Die Lehrzeit beschreibt er rückblickend als perfekt. „Natürlich viel Stress, der derbe Gastro-Humor untereinander – aber immer im Team, niemals ausbeuterisch oder erniedrigend. Und unsere Chefin war menschlich einfach super!“ Das sollte sich bei allen weiteren Küchenchefs durchziehen. Trotzdem kennt Vogel die andere Seite: „Die Branche kennt die Choleriker und Tellerschmeißer – oftmals wollten diese Menschen zu schnell zu weit nach oben. Das verändert deine Persönlichkeit, viele kommen mit dem Druck nicht klar. Ich umgebe mich mit Köchen, die das nicht mehr wollen und in ihren Küchen anders arbeiten.“
Vertiefendes Wissen eignete sich der Jungkoch in verschiedensten Schweizer Gourmet-Betrieben an. Kunststück, im Land mit der höchsten Sterne- und Punktedichte gemessen an der Einwohnerzahl. Hier findet sich Qualität an der nächsten und der entlegensten Ecke. Wie etwa im Wallis, wo der gebürtige Österreicher Peter Geschwendtner in einer 80-Seelen-Gemeinde fast drei Jahrzehnte lang ein 16-Punkte-Restaurant führte. Er wollte den damals gerade 21-jährigen Christian Vogel als Souschef installieren: „Da Peter ein hervorragender Alpinist ist, stellte ich eine Bedingung: ‚Nur wenn du mit mir aufs Matterhorn gehst!‘“ Mitten in der Saison brachen sie nach dem Mittagsservice auf, übernachteten in der Hörnlihütte und standen nach erfolgreicher Gipfelbesteigung abends wieder in der Küche. Eine kulinarische Seilschaft der besonderen Art.

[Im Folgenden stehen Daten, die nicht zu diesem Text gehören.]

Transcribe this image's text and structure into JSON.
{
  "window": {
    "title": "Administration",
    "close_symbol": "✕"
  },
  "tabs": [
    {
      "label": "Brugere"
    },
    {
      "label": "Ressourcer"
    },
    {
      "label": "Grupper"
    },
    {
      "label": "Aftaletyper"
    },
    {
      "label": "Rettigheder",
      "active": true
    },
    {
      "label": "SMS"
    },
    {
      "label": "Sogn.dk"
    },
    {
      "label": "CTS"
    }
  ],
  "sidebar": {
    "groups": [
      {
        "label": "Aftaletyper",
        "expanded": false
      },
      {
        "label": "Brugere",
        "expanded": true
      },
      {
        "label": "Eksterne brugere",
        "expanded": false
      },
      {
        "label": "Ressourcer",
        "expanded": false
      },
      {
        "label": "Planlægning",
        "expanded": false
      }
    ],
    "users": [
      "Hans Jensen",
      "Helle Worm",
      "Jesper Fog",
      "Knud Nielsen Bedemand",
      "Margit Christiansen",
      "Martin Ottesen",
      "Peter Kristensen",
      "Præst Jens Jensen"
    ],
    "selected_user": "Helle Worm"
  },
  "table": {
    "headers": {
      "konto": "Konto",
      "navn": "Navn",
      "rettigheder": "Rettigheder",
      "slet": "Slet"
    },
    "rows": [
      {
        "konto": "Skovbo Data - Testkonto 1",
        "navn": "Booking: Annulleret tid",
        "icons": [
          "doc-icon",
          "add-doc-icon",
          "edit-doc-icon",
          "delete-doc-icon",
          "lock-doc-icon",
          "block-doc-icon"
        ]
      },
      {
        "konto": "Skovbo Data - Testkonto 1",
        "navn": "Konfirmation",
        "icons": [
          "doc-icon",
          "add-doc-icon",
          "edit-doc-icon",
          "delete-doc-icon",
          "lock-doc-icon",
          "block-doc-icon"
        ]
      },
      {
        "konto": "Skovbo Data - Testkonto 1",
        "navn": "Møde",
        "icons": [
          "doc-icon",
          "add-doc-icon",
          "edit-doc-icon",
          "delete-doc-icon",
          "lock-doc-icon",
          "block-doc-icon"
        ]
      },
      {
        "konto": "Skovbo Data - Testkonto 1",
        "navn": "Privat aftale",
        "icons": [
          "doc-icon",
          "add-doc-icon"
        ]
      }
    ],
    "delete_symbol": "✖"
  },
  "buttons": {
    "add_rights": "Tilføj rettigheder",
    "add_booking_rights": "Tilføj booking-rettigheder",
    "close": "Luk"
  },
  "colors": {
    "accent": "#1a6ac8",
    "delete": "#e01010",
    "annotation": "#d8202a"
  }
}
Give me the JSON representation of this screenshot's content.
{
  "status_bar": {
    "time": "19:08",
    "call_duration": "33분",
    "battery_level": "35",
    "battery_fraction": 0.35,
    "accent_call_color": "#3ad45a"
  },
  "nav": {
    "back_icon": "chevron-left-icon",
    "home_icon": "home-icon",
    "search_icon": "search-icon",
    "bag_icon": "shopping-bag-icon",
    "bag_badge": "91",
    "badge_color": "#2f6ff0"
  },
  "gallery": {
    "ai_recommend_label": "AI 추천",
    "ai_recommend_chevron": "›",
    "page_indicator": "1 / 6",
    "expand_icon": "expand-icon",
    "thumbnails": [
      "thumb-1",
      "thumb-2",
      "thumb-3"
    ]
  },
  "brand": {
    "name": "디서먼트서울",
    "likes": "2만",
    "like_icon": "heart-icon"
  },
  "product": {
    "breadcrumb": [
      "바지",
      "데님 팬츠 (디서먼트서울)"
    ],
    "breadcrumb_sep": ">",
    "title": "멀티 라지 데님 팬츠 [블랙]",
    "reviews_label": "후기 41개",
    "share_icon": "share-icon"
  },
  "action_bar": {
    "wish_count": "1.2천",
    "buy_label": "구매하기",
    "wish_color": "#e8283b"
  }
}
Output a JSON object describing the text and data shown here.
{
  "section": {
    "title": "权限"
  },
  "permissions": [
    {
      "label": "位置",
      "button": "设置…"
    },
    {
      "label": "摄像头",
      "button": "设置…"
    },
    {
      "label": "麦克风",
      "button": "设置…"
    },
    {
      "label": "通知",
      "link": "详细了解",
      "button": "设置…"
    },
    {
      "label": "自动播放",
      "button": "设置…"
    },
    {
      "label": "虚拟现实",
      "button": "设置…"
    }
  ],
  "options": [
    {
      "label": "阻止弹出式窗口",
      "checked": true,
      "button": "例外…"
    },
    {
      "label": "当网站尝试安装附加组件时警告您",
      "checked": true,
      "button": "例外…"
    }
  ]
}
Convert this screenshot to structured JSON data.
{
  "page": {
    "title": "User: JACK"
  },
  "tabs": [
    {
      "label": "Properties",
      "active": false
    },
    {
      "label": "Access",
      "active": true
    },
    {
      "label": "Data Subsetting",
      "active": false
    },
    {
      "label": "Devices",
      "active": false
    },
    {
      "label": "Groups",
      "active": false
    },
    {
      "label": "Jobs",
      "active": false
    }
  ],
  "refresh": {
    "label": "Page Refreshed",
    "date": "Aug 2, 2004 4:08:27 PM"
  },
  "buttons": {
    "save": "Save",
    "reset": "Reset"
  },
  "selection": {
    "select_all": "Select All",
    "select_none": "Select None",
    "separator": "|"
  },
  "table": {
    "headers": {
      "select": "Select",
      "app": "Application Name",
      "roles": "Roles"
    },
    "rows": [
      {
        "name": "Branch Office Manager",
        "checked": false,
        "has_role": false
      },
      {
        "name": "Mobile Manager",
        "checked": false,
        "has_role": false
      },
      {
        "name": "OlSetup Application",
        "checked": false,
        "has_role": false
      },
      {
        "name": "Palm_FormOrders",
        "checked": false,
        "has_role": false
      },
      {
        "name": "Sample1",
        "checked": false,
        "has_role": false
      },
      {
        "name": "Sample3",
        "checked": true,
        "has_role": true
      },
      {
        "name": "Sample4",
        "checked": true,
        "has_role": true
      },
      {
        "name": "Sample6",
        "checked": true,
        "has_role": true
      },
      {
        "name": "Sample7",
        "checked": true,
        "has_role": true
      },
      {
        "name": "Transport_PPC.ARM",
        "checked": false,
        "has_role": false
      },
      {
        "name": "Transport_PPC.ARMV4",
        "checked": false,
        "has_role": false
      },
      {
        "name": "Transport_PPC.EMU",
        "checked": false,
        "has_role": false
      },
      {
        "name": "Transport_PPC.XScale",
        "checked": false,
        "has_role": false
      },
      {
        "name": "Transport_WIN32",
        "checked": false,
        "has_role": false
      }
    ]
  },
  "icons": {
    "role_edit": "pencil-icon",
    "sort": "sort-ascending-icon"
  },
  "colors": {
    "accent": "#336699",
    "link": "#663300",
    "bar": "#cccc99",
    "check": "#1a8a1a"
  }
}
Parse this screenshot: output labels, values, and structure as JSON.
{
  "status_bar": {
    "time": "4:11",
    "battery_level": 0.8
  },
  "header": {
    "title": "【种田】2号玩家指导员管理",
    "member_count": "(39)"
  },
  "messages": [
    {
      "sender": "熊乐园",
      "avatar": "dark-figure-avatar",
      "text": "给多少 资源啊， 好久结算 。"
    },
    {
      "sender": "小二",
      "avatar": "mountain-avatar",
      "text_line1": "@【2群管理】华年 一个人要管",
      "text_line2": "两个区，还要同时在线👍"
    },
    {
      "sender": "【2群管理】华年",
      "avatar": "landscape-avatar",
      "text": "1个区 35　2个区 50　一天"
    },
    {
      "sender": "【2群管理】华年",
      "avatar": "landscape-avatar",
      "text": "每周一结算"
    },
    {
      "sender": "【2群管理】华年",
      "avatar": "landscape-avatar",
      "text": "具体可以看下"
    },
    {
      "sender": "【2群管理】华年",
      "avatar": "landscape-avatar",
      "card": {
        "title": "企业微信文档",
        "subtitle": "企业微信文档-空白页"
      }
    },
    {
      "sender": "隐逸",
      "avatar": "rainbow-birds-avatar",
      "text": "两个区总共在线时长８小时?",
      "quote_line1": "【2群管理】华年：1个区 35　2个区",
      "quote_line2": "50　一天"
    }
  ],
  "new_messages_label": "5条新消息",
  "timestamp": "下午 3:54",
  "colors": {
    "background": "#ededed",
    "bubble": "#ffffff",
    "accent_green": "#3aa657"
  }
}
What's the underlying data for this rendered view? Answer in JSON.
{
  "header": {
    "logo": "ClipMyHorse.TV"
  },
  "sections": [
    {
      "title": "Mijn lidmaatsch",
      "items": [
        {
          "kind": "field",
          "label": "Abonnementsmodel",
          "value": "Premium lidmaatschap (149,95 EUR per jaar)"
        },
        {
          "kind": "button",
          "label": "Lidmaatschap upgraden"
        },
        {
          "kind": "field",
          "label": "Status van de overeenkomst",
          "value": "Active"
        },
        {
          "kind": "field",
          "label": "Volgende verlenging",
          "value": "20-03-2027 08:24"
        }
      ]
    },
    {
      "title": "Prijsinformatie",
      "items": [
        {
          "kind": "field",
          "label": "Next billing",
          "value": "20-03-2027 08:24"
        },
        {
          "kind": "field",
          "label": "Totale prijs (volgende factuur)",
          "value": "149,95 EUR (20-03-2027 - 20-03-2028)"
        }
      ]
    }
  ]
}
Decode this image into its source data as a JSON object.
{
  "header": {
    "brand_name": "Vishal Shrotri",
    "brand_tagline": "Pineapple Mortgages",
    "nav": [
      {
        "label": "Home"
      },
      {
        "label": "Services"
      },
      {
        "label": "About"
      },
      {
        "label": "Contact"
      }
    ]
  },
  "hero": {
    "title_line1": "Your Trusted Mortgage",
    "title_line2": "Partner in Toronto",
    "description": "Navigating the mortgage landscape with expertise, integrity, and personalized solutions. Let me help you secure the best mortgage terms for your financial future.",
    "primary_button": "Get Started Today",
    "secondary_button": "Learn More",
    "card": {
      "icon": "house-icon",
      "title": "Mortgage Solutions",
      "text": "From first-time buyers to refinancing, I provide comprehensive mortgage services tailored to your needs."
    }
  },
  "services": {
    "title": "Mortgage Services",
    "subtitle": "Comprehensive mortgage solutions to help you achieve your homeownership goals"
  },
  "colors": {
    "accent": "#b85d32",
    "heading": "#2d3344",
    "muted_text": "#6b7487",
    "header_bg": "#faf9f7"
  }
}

Wichtig in der Rückschau war auch eine Sommersaison am Zürichsee bei Christian Geisler (seit 2018 im Salzburger Senns, 2 Sterne/18,5 Punkte). Hier lernte Vogel, wie wichtig Philosophie und Handschrift sein können. „Christian Geisler hatte beides und rundete meinen Werdegang von klassischer Küche über Regionalität mit dem Baustein ‚moderne Küche‘ ab. Er arbeitete viel mit Texturen, zerlegte Produkte und baute sie wieder zusammen – das war für mich wahnsinnig spannend und lehrreich!“
Eine wesentliche Beobachtung auf seinen Reisen legte den Grundstein für das kulinarische Konzept des Birdy’s: Mehr und mehr Gäste bestellen lieber à la Carte als ein Menü und nach der Hälfte werden die Teller getauscht. Denn neugierige Genießer wollen vieles probieren. Dass der Trend zu spannenden und unerwarteten vegetarischen Gerichten geht, war die zweite richtungsweisende Conclusio. Schnell sei daraus das Birdy’s-Konzept entstanden: „Wir haben ein Sharing-Prinzip auf vegetarischer Basis. Alle Gäste eines Tisches bekommen also dasselbe und sprechen über die gleichen Gerichte. Auf Wunsch wird Fleisch oder Fisch separat dazugegeben. Sehr schnell entsteht eine Atmosphäre wie zu Hause und die Gäste treten miteinander in Interaktion.“ Frei von Ernährungsideologien denkt sich Christian Vogel immer in seine Gäste. Das Ergebnis ist eine völlig heterogene Stammkundschaft. „Wir haben sehr junge Gäste, die zu einem besonderen Anlass kommen. Aber auch viele Gäste 80+, die das Sharing-Konzept lieben, weil sie gern vieles probieren möchten, aber keine großen Portionen mehr schaffen. Beim Sharing kann man sich durch bis zu elf Gerichte kosten“, erzählt der Küchenchef.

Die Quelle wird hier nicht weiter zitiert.